Judging physical attractiveness is pretty easy -- you don't need to subject the person to a gauntlet of cognitive tasks like you do to gauge their intelligence, or see them behave in diverse situations to discern their level of extraversion. It's also a quality that males are apt to pay particular attention to, especially if it is so pop-out-of-the-background that a person emphasizes that a woman is very good looking. So, I think it's safe to say this ancient historian's remark is at least in the ballpark.

Moreover, it's hard to believe that within the past two or three thousand years the selective advantage for good looks would have diminished within an environment that's pretty pathogen-infested -- while Italy is no Nigeria, it's bad enough to have spawned local responses to malaria.
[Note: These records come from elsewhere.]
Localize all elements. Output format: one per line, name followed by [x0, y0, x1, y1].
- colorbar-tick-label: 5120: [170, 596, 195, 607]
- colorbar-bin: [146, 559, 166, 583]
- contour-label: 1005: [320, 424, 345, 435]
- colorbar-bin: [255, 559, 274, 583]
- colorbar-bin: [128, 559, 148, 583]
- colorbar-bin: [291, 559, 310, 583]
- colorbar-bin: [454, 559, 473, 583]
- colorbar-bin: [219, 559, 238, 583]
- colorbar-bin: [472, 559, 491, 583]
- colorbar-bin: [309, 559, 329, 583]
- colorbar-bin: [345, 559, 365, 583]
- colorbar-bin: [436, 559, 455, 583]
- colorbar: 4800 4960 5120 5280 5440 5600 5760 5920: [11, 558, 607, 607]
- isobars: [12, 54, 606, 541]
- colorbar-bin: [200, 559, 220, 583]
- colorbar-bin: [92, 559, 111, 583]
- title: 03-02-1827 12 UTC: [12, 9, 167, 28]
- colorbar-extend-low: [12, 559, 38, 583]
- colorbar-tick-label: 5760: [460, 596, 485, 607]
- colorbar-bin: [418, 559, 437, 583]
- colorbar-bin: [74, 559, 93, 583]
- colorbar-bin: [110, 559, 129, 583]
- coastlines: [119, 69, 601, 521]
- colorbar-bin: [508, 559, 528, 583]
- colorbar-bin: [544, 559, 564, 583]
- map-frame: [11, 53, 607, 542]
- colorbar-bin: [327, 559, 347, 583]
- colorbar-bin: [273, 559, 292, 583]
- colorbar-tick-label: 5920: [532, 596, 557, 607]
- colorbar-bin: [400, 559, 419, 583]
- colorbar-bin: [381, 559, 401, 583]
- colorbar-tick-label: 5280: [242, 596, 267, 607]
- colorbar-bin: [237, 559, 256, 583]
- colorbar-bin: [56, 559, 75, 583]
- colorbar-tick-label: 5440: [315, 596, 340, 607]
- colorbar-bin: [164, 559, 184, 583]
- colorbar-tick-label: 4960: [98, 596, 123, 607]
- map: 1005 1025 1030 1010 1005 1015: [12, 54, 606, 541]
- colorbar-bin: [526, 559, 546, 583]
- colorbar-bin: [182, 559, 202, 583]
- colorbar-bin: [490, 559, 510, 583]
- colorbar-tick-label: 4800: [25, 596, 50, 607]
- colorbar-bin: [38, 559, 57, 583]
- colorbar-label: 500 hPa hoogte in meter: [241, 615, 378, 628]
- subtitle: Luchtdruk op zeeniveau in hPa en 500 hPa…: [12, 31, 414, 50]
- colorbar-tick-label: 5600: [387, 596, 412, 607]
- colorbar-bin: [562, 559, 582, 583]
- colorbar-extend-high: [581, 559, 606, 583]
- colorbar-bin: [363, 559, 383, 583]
We must also bear in mind that, compared to 21st-century Italy, environmental conditions back then were surely much less favorable to developing good looks, so that judging the appearance of Etruscan females from statues and frescoes from our modern lens might be a bit unfair.

Bearing that in mind, who among the moderns can we look to in order to investigate whether Etruscan women tend to be good-looking? My first thought was my third-year Italian professor, who hailed from Perugia and was still quite fetching even in her 50's (and I may have been deceiving myself; my female classmates said she was probably 60). After searching around for more well known individuals, I couldn't believe the felicitous end-result: Monica Bellucci herself comes from an Umbrian town of under 40,000 people (and that's as of 2001, not 1964 when she was born). What better proof do you need? Etruscan women were, and are, hotties.